The most difficult part of this exercise has routinely been the initial provisioning and installation of our software. When you are performing normal system operations at this scale usually trivial concerns become magnified into show stopping bottlenecks. Most cloud services are simply not designed to request a batch of 1000 nodes at once so a batched approach to launching can be useful. Additionally it can be useful to have your own framework around provisioning which can check as the nodes are created whether or not they are actually stable (functioning ssh, mountable drives, working os .) This becomes key when requesting such large numbers of nodes since the chance that you will receive a dud or two increases.

Another key issue we originally ran into was that 1000 nodes simultaneously downloading from our package server caused a great deal of stress and was a large bottleneck. Thanks to some advice from some of our partners at Google Cloud we ended up with far more efficient provisioning. Rather than having each node set itself up separately, we would create a single base node which would have all of the software and dependencies installed on it. This would then be snapshotted using the cloud provider’s api. Most cloud providers (GCE, EC2, ect …) allow for the launching of nodes from snapshotted images which ends up saving us a great deal of time. This brought the time initially required to configure our 1000 nodes down from several days to approximately an hour.  Once all the software is in place we use our own cluster management tools to quickly configure Datastax Enterprise.
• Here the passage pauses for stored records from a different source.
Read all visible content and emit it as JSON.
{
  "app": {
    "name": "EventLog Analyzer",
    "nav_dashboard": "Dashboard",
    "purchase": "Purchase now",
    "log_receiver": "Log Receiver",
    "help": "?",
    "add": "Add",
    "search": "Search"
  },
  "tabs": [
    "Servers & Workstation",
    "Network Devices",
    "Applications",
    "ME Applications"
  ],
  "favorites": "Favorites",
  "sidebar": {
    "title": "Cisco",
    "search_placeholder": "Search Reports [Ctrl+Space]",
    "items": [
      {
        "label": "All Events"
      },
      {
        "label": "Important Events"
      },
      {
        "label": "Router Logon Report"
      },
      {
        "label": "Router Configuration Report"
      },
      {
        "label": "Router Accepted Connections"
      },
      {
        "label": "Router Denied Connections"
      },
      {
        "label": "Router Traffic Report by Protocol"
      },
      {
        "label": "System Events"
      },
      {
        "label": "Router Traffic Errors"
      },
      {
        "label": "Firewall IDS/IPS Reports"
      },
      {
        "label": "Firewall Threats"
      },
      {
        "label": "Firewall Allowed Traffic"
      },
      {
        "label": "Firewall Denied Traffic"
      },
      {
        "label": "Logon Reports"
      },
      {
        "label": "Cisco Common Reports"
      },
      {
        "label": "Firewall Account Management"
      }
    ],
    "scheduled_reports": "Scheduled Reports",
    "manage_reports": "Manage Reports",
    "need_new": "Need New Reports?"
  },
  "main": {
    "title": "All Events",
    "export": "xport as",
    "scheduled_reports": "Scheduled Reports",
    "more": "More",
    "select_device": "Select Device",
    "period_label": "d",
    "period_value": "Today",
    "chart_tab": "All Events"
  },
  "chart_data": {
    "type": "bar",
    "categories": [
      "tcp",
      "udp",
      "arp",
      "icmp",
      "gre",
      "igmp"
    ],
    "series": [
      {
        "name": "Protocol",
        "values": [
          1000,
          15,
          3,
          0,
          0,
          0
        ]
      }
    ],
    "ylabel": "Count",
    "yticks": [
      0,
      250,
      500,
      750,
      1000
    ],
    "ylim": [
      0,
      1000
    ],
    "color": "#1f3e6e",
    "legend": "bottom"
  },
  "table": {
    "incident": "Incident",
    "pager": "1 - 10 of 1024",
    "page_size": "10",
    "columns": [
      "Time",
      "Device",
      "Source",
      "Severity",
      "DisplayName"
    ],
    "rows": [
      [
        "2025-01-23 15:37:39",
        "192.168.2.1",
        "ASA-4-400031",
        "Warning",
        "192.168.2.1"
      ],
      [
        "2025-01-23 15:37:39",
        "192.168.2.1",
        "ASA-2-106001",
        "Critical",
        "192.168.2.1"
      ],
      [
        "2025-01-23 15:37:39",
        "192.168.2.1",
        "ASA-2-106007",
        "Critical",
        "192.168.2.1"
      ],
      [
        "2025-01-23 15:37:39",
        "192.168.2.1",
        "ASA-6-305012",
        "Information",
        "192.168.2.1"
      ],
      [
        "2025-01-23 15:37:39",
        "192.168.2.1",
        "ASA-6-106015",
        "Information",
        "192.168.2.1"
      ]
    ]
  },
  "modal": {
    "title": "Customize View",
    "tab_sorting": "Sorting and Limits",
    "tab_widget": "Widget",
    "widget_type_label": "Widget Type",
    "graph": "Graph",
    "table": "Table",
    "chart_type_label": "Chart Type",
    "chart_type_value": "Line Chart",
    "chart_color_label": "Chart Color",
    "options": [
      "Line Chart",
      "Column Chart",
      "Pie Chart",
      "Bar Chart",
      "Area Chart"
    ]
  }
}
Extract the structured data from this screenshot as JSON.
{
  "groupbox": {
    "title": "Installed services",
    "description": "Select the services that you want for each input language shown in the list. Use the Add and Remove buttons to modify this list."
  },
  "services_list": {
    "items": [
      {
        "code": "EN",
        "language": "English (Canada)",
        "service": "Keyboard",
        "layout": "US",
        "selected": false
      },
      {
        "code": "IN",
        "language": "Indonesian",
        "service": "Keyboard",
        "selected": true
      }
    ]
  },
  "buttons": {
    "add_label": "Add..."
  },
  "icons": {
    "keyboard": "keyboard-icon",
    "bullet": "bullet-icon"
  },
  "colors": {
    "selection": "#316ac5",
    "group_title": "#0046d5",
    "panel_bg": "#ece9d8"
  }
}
 The Future of Testing at Scale

Data is only getting bigger and scaling horizontally has shown again and again that it is the only way to really get great performance for truly “Big Data.” At Datastax we always have this in mind and to this end expect us to be testing on even larger clusters with greater volumes of data in the future.



Comments

  1. sanjay says:

    Great article and insight, Thanks!

  2. John says:

    Can you please post the exact scripts and config for the cluster creation and the stress tools?
    We love Cassandra and these tools can help our deployment.
    John

    1. Russell Spitzer says:

      The stress tools we use are those that come with any installation of Cassandra, cassandra-stress. The scripts for provisioning and creation rely on our internal api so I’m afraid I can’t share those.

  3. Connor Warrington says:

    Great to hear that a large number of nodes are being tested in an automated fashion and quickly.

    Are you also testing the other pieces of DataStax Enterprise at this node level? Hadoop jobs running on a cluster this large?
    Solr indexing and querying?

    1. Russell Spitzer says:

      We have done several one-off experiments with larger search and analytics jobs (~400 nodes) but haven’t finalized our test-plan for an equally grand scale experiment. We hope to have one running regularly in the near future.